Shi'ite leader Grand Ayatollah Ali al-Sistani has declared that voting in the elections is a religious duty for all Shi'ites.

Asked if Sunday's attack had targeted Grand Ayatollah Ali al-Sistani, who lives several hundred meters from the site of the blast, al-Zurufi said "we have had information for a long time that his eminence Ayatollah al-Sistani is a possible target but we are taking all measures to protect him."

Frustration grows

Residents of Falluja, the battle-scarred city west of Baghdad, must wait at least another week to return home, a US military officer said.

Many who fled before a US assault in November to drive out rebels are growing frustrated as they wait in tent camps to go home. They left more than six weeks ago with little more than their clothes and temperatures at night are now freezing.

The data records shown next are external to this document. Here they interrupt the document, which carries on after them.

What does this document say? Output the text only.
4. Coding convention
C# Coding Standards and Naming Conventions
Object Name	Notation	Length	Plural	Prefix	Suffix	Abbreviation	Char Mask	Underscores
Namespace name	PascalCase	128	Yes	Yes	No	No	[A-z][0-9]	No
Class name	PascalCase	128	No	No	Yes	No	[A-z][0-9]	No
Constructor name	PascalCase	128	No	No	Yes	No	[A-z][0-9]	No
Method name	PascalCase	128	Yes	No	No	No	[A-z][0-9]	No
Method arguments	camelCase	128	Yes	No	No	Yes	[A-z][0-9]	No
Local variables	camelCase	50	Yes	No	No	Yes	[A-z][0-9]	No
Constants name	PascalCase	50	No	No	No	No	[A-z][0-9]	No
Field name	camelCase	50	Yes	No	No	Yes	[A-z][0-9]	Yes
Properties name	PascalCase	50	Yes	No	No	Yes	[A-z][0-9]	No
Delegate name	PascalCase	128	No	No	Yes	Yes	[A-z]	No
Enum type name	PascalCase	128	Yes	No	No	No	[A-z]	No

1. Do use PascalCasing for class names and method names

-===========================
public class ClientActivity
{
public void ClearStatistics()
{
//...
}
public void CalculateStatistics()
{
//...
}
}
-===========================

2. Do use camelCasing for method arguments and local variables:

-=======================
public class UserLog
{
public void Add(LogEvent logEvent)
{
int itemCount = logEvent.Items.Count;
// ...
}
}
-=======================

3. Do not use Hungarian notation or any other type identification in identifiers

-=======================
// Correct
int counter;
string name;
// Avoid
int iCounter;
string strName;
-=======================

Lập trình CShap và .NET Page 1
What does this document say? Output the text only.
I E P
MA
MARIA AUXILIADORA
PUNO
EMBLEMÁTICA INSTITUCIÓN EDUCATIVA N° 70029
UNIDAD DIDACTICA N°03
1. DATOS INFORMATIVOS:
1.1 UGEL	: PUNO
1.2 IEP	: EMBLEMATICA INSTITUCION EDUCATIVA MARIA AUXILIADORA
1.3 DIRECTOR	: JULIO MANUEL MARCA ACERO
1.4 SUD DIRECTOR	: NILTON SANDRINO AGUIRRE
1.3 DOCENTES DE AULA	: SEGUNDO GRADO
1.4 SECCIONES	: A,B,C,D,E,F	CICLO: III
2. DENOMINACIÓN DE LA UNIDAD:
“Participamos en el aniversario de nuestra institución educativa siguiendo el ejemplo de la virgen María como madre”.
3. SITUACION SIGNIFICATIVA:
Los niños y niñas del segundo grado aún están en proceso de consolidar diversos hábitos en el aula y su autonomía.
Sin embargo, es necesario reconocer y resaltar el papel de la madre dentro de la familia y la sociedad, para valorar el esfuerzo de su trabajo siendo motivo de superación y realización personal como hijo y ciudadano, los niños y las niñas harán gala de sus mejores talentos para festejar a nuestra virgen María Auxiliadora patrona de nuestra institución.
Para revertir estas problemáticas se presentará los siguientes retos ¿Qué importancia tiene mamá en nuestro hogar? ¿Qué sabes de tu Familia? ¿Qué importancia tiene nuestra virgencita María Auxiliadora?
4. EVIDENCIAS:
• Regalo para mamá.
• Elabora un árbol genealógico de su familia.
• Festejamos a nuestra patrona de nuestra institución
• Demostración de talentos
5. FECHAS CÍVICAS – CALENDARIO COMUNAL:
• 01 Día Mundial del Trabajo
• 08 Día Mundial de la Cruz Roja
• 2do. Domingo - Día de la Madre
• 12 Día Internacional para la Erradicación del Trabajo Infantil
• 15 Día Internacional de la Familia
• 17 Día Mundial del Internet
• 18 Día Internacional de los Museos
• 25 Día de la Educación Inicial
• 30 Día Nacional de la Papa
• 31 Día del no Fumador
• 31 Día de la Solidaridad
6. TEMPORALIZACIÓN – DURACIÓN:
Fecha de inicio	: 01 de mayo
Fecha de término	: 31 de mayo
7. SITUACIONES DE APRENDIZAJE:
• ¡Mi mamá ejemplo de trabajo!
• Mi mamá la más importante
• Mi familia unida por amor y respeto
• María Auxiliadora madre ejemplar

Major Naomi Hawkins, a civil affairs officer dealing with the returnees, said on Sunday it would be a while longer before they go home.

"From now it is 7-10 days, but the plan is based on the security situation in the city," Hawkins said, with fighting continuing in several areas of the city.

The refugees say they had nothing to do with the guerrillas who made Falluja a base, and they have grown angry with the Americans and increasingly militant about the delay. Some people have demonstrated, demanding to return immediately.

Election ballot down to lottery

Spinning a big perspex drum filled with balls, not unlike a national lottery, Iraq's Electoral Commission determined yesterday where competing parties will rank on the ballot paper for the January 30 election.

More than 200 parties, blocs and individuals have signed up to contest the poll - around 7,700 candidates in all - and the order they appear on the ballot sheet, which could be many pages thick, will be determined by chance.

United Nations envoy to Iraq, Ashraf Qazi, pulled the first balls from the drum, as hundreds of candidates looked on expectantly, in a process designed for maximum transparency in the country's first democratic election in nearly 50 years.

"Today is a great day in the history of your great nation," Qazi told a crowd gathered in a room at a conference centre that used to be part of Saddam Hussein's presidential complex.

"It is truly in the interests of every Iraqi citizen, whatever their political views, to participate in this electoral process. It is the only way forward.

Iraq is being treated as a single electoral district. Registered voters will choose either an individual, party or coalition list of candidates, and seats in the 275-seat national assembly will be distributed by proportional representation.

The system, chosen with United Nations help, is designed to encourage the formation of alliances and coalitions that try to appeal across Iraq's spread of ethnic and religious groups.